The Little Albert Experiment

21.03.2023
Eliška Kohoutová


John B. Watson: (behaviorism)

John B. Watson was an American psychologist (1878 - 1958) who established the scientific theory of behaviorism as a psychological school. He was also the J. Hopkins laboratory director. He considered only love, fear and anger to be unconditional and unlearned. According to him, current behavior should be studied and not only pondered over.


Concept of personality:

He conceives a person as a mechanism whose activity is determined by the content of the environment in which he lives. Two levels can be distinguished in humans:


  • congenital - physiological properties of the organism, unconditional reflexes associated with basic emotions - fear, anger, sex

  • obtained - new units of behavior - instincts (arising through learning), habits (arising on the basis of contact with the environment)


The Little Albert Experiment:

Watson and his wife Rosalie Rayner (also a psychologist) conducted The Little Albert Experiment to answer these three questions: Can an infant be conditioned to fear an animal that appears simultaneously with a loud, fear-arousing sound? Would such fear transfer to other animals/inanimate objects? How long would such fear persist?

They brought a 9-month infant called Albert, who was tested on his reactions to various neutral stimuli. He was shown a white rat, a rabbit, a monkey and some masks. Albert acted calm around all of them with no fear of any of these stimuli. Then they took out a hammer and struck it against a steel bar behind his head. That made Albert feel frightened and he burst into tears.

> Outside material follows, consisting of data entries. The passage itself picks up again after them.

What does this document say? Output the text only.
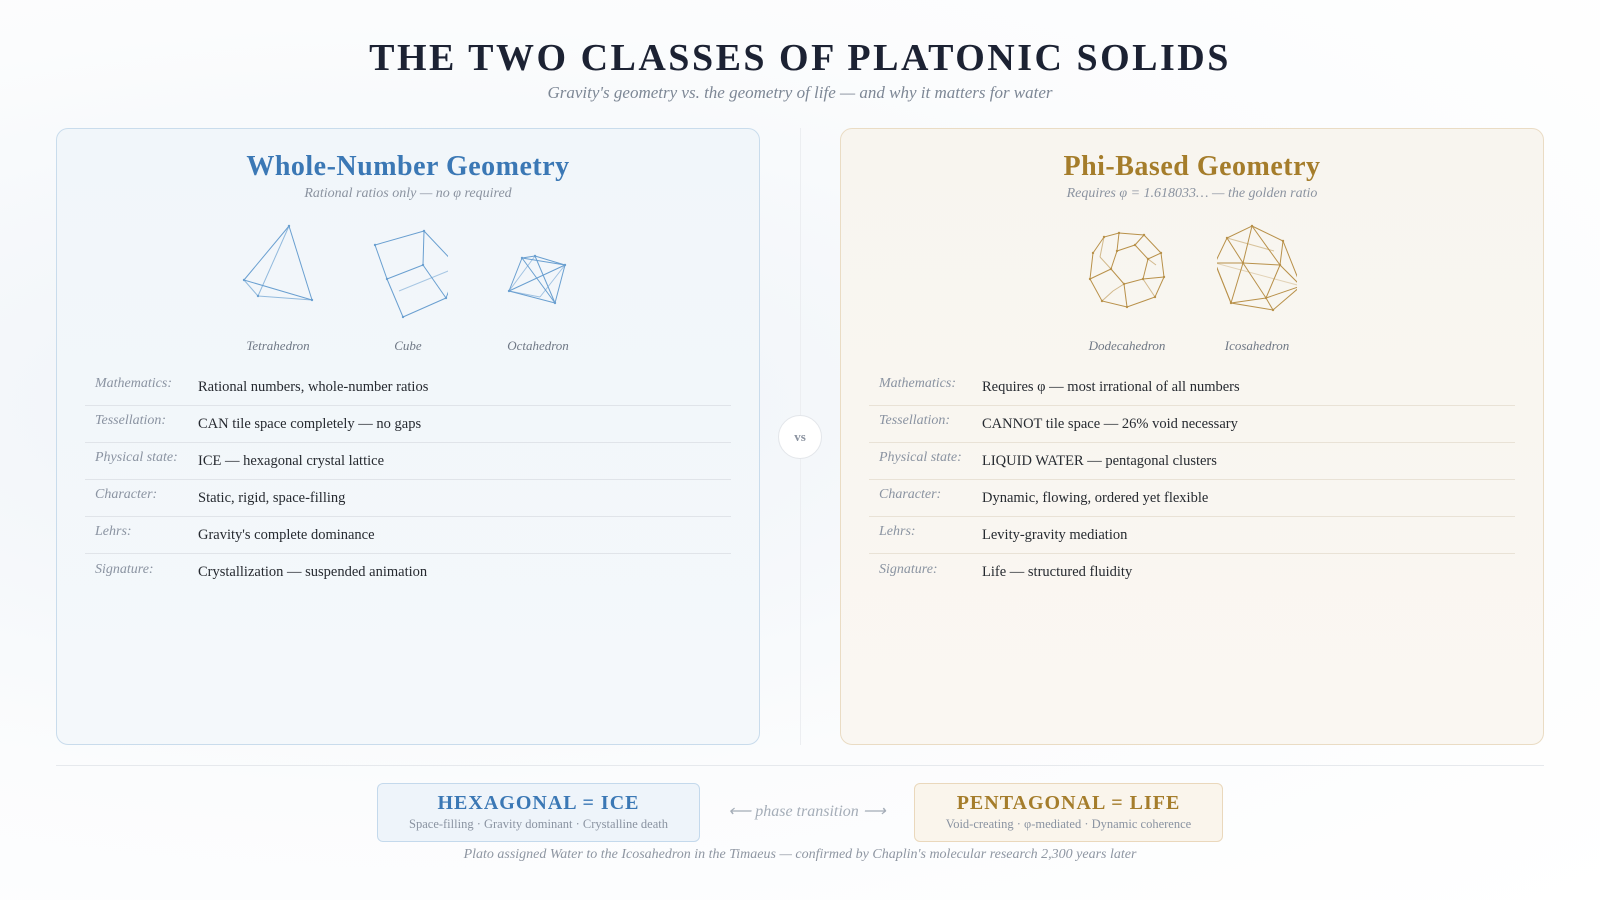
THE TWO CLASSES OF PLATONIC SOLIDS
Gravity's geometry vs. the geometry of life — and why it matters for water
Whole-Number Geometry
Rational ratios only — no φ required
Tetrahedron	Cube	Octahedron
Mathematics:	Rational numbers, whole-number ratios
Tessellation:	CAN tile space completely — no gaps
Physical state:	ICE — hexagonal crystal lattice
Character:	Static, rigid, space-filling
Lehrs:	Gravity's complete dominance
Signature:	Crystallization — suspended animation
vs
Phi-Based Geometry
Requires φ = 1.618033… — the golden ratio
Dodecahedron	Icosahedron
Mathematics:	Requires φ — most irrational of all numbers
Tessellation:	CANNOT tile space — 26% void necessary
Physical state:	LIQUID WATER — pentagonal clusters
Character:	Dynamic, flowing, ordered yet flexible
Lehrs:	Levity-gravity mediation
Signature:	Life — structured fluidity
HEXAGONAL = ICE
Space-filling · Gravity dominant · Crystalline death
⟵ phase transition ⟶	PENTAGONAL = LIFE
Void-creating · φ-mediated · Dynamic coherence
Plato assigned Water to the Icosahedron in the Timaeus — confirmed by Chaplin's molecular research 2,300 years later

When Albert reached 11 months, he was shown a white rat again, but at the same time a hammer was struck against the steel bar behind his head. Albert reacted the same as the last time - frightened and crying. After seven pairings of the rat and the hammer noise, Albert reacted with crying and fear anytime just the rat was presented (without the noise).

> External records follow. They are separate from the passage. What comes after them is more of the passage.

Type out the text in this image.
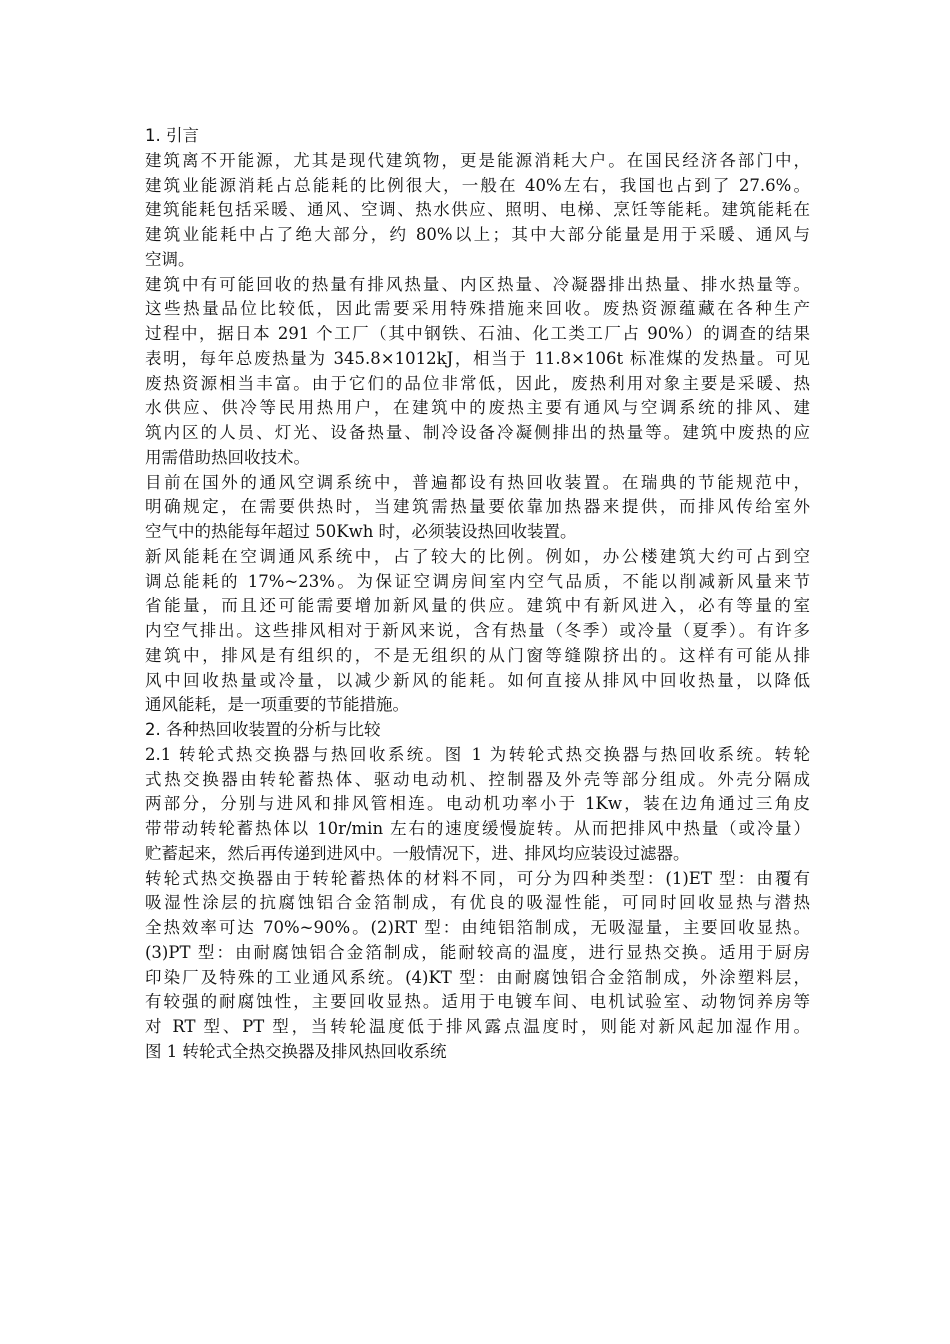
1. 引言
建筑离不开能源，尤其是现代建筑物，更是能源消耗大户。在国民经济各部门中，
建筑业能源消耗占总能耗的比例很大，一般在 40%左右，我国也占到了 27.6%。
建筑能耗包括采暖、通风、空调、热水供应、照明、电梯、烹饪等能耗。建筑能耗在
建筑业能耗中占了绝大部分，约 80%以上；其中大部分能量是用于采暖、通风与
空调。
建筑中有可能回收的热量有排风热量、内区热量、冷凝器排出热量、排水热量等。
这些热量品位比较低，因此需要采用特殊措施来回收。废热资源蕴藏在各种生产
过程中，据日本 291 个工厂（其中钢铁、石油、化工类工厂占 90%）的调查的结果
表明，每年总废热量为 345.8×1012kJ，相当于 11.8×106t 标准煤的发热量。可见
废热资源相当丰富。由于它们的品位非常低，因此，废热利用对象主要是采暖、热
水供应、供冷等民用热用户，在建筑中的废热主要有通风与空调系统的排风、建
筑内区的人员、灯光、设备热量、制冷设备冷凝侧排出的热量等。建筑中废热的应
用需借助热回收技术。
目前在国外的通风空调系统中，普遍都设有热回收装置。在瑞典的节能规范中，
明确规定，在需要供热时，当建筑需热量要依靠加热器来提供，而排风传给室外
空气中的热能每年超过 50Kwh 时，必须装设热回收装置。
新风能耗在空调通风系统中，占了较大的比例。例如，办公楼建筑大约可占到空
调总能耗的 17%~23%。为保证空调房间室内空气品质，不能以削减新风量来节
省能量，而且还可能需要增加新风量的供应。建筑中有新风进入，必有等量的室
内空气排出。这些排风相对于新风来说，含有热量（冬季）或冷量（夏季）。有许多
建筑中，排风是有组织的，不是无组织的从门窗等缝隙挤出的。这样有可能从排
风中回收热量或冷量，以减少新风的能耗。如何直接从排风中回收热量，以降低
通风能耗，是一项重要的节能措施。
2. 各种热回收装置的分析与比较
2.1 转轮式热交换器与热回收系统。图 1 为转轮式热交换器与热回收系统。转轮
式热交换器由转轮蓄热体、驱动电动机、控制器及外壳等部分组成。外壳分隔成
两部分，分别与进风和排风管相连。电动机功率小于 1Kw，装在边角通过三角皮
带带动转轮蓄热体以 10r/min 左右的速度缓慢旋转。从而把排风中热量（或冷量）
贮蓄起来，然后再传递到进风中。一般情况下，进、排风均应装设过滤器。
转轮式热交换器由于转轮蓄热体的材料不同，可分为四种类型：(1)ET 型：由覆有
吸湿性涂层的抗腐蚀铝合金箔制成，有优良的吸湿性能，可同时回收显热与潜热
全热效率可达 70%~90%。(2)RT 型：由纯铝箔制成，无吸湿量，主要回收显热。
(3)PT 型：由耐腐蚀铝合金箔制成，能耐较高的温度，进行显热交换。适用于厨房
印染厂及特殊的工业通风系统。(4)KT 型：由耐腐蚀铝合金箔制成，外涂塑料层，
有较强的耐腐蚀性，主要回收显热。适用于电镀车间、电机试验室、动物饲养房等
对 RT 型、PT 型，当转轮温度低于排风露点温度时，则能对新风起加湿作用。
图 1 转轮式全热交换器及排风热回收系统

Five days later, Watson found out that Albert developed phobias of anything reminding him of a rat - a family dog, a fur coat or a Father Christmas mask (this process is called generalization).

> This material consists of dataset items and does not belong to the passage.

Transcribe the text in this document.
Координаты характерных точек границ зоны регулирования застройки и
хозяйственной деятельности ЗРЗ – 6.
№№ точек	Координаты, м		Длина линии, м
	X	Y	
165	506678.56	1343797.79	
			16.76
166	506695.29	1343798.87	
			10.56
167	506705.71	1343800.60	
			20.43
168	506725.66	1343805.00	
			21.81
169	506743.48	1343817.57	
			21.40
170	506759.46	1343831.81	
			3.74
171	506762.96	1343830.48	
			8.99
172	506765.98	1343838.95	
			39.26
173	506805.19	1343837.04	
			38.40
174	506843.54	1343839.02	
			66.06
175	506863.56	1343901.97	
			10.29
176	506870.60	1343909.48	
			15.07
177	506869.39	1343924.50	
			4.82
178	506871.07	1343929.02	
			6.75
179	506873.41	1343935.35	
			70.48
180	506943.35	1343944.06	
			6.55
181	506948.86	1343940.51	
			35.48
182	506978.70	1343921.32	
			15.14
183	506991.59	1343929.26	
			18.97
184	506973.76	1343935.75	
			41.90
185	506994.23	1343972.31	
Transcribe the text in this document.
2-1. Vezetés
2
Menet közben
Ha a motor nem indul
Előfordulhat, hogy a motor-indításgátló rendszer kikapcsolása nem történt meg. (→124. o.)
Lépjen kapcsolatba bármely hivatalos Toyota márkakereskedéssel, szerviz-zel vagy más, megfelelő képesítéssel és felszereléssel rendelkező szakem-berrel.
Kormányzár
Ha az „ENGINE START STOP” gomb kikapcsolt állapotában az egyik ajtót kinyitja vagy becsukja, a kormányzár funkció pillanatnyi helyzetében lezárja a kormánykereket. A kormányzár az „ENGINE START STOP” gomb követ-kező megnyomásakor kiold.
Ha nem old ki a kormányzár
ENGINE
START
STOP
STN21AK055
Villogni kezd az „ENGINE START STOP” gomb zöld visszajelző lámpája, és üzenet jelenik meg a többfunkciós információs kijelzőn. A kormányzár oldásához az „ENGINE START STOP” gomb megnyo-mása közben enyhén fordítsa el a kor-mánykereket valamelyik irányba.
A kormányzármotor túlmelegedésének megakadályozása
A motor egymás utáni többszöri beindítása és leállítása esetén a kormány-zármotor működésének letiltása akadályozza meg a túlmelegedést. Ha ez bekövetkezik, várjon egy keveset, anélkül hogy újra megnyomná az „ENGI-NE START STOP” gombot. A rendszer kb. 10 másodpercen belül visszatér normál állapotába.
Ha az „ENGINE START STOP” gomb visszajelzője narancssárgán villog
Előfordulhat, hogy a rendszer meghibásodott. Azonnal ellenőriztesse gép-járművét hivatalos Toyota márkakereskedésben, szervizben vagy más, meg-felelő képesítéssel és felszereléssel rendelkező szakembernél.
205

This built fear of rats began to fade as time went on (extinction), but can be renewed by following the same procedure. It was evident that 1 month after the experiment, Albert was no longer frightened of rats, but the associations could still be easily renewed. Albert's mother withdrew him from the experiment the day the last tests were made, so Watson and Rayner couldn't conduct further experiments to reverse the condition response. The Little Albert Experiment was conducted before ethical guidelines were implemented in psychology, and this study can only be judged retrospectively.